Loureiro foi um dos que observou que uma eventual aproximação entre Brasil e EUA não seria novidade. Ele destacou as semelhanças entre as intenções de Bolsonaro, que anunciou para chanceler Ernesto Araújo (pró-Trump), e a política internacional do general Humberto Castelo Branco logo após o golpe militar de 1964.

Com um estágio em escola de guerra dos Estados Unidos na bagagem e com bom trânsito com o poderio norte-americano, Castelo Branco era visto com bons olhos pelos EUA, que evitavam o termo ditadura e falavam em "intervenção militar" no Brasil.

“Há lições para aprender do passado, mas as comparações devem ser feitas com cuidado”, ressalta. Assim como hoje, o Brasil enfrentava problemas econômicos graves e desequilíbrio nas contas públicas; economistas pediam mudanças estruturais, havia denúncias de corrupção do governo anterior e valores tradicionais, como família e cristianismo, estavam em alta.

Semelhanças e diferenças

Ao traçar paralelos, Loureiro também abriu espaço para ponderações. "Apesar das semelhanças, há diferenças importantes: a natureza da crise econômica é diferente, havia um apelo por reformas, e não apenas para combater a corrupção, e a terceira grande diferença é que houve um golpe, enquanto Bolsonaro foi eleito", disse.

No cenário internacional, as diferenças também eram marcantes: havia a Guerra Fria, e Washington tinha um papel crucial para a economia brasileira:

Hoje a China virou o maior parceiro comercial, e a relação do Brasil com outros países da América Latina também está mais consolidada.

O historiador diz que as políticas econômicas dos então ministros Otávio Bulhões e Roberto Campos, comparáveis, para ele, às de Paulo Guedes, tornaram-se impopulares e, quando o general Artur da Costa e Silva assumiu, a situação se reverteu, com o aumento da intervenção do Estado.

No fim dos anos de 1970, no governo de Ernesto Geisel, a relação entre Brasil e EUA atingiu seu ponto mais baixo, com o rompimento do acordo militar de 1952, após um relatório que apontava desrespeito aos direitos humanos ser publicado pelo governo norte-americano.

Paulo Sotero, diretor do Brazil Institute no Wilson Center, também deu exemplos de aproximações mais antigas com EUA no evento. Comentou o aval de Bolsonaro à fusão entre Boeing e Embraer, mas pontuou que certas questões vão dificultar o “affair” com Trump, como os confrontos com a China: “É muito difícil para o Brasil tomar partido em relação a isso”.

Educação e pesquisa

A preocupação com eventuais impactos do novo governo e dos ideais neoliberais em educação e pesquisa também permearam o debate.

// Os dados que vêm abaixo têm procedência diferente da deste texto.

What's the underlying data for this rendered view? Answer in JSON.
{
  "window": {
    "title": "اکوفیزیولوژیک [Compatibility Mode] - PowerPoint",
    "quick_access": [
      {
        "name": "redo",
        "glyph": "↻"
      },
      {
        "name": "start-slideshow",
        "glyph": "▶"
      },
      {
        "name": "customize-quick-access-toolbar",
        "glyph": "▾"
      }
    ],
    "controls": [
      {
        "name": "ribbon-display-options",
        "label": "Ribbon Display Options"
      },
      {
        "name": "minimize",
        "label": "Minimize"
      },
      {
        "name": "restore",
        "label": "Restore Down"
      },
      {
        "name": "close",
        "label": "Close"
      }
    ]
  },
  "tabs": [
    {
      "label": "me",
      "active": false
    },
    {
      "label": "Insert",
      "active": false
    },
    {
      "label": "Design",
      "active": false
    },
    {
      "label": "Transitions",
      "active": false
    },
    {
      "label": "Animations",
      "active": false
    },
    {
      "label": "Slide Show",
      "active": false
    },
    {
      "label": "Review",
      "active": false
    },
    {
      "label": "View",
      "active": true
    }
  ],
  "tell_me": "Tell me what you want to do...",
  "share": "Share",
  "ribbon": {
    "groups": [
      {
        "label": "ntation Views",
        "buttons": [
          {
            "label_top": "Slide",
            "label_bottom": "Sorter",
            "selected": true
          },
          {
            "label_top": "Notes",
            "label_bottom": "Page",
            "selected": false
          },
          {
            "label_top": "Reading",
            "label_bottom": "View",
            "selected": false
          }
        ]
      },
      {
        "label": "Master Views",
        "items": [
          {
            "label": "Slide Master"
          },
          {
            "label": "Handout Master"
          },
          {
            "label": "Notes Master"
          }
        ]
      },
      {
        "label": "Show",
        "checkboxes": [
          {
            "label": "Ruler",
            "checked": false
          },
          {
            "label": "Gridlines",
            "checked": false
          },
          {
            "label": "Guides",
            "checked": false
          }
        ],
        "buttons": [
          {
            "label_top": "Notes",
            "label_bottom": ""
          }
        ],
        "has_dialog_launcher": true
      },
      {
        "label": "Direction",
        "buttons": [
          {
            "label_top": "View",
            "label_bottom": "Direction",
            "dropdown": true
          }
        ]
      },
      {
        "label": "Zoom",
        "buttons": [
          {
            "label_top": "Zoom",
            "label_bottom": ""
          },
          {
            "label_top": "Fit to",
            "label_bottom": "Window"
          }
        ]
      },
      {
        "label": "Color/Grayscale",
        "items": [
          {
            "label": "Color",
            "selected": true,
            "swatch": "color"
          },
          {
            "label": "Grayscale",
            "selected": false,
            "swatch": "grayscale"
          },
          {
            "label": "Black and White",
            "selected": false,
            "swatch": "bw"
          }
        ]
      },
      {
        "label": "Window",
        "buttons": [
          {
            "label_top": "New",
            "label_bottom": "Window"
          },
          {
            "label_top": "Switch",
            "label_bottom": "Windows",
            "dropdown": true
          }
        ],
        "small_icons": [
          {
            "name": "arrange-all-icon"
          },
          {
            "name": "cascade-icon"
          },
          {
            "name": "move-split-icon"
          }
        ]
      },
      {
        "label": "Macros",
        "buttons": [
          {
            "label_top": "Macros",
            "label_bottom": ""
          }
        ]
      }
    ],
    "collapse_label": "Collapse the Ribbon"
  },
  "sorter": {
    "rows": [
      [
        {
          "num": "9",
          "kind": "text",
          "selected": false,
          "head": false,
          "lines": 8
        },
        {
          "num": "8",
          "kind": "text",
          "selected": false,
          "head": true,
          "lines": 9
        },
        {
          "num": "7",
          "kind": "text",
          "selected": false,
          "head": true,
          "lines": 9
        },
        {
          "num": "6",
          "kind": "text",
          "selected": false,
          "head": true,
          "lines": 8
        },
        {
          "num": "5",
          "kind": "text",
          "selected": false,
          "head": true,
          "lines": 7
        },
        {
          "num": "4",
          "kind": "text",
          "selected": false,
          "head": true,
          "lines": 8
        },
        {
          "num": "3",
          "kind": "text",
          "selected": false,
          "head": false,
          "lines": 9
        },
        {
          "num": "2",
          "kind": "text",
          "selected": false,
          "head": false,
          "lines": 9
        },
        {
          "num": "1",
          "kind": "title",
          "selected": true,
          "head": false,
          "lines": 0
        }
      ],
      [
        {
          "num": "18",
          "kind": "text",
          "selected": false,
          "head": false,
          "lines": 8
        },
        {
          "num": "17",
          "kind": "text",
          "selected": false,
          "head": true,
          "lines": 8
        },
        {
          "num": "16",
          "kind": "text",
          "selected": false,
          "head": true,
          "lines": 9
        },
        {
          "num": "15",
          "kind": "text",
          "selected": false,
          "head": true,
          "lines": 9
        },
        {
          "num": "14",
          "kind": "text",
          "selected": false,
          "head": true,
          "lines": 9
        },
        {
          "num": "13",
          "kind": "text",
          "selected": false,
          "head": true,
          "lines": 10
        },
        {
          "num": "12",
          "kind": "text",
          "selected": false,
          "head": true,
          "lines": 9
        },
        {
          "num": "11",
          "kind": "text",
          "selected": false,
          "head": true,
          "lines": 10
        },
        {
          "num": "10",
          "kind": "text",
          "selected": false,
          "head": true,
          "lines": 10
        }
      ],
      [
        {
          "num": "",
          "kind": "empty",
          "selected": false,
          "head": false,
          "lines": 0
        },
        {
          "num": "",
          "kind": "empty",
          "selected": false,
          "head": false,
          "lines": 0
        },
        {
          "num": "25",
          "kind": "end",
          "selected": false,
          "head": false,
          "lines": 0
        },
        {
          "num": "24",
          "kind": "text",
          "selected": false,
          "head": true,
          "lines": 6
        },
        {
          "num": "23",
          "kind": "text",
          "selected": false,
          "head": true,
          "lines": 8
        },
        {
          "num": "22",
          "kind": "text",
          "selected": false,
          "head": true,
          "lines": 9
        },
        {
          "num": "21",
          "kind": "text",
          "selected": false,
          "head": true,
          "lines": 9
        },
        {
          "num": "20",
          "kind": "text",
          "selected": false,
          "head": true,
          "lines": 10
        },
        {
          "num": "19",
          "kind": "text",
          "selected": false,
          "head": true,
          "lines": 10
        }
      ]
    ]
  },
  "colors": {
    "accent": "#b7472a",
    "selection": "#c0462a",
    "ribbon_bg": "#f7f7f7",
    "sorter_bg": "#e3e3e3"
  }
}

“Estamos vivenciando uma mudança drástica na produção e uso do conhecimento”, opina o brasilianista John Collins, professor de antropologia da Queens College-CUNY que realiza estudos na Bahia desde 1992, ao comentar o crescimento das faculdades privadas no Brasil – muitas delas pertencem a corporações norte-americanas das quais não se ouve falar nos EUA, segundo ele.

Em relação ao novo governo brasileiro, as expectativas manifestadas no evento foram variadas.

Enquanto alguns pesquisadores de ciências sociais expressaram preocupação quanto a possíveis formas de censura, outros acreditam que movimentos como o “Escola Sem Partido” não terão impacto no livre pensamento nas universidades.

Questionado sobre o que espera da gestão Bolsonaro, o diretor científico da Fapesp Carlos Henrique de Brito Cruz responde que, assim como todos os brasileiros, o que se espera é o controle da corrupção, para que a economia retorne aos eixos. “Quando a economia do país funciona, a ciência funciona, a indústria gera mais empregos e assim por diante. Sempre foi assim”, avalia.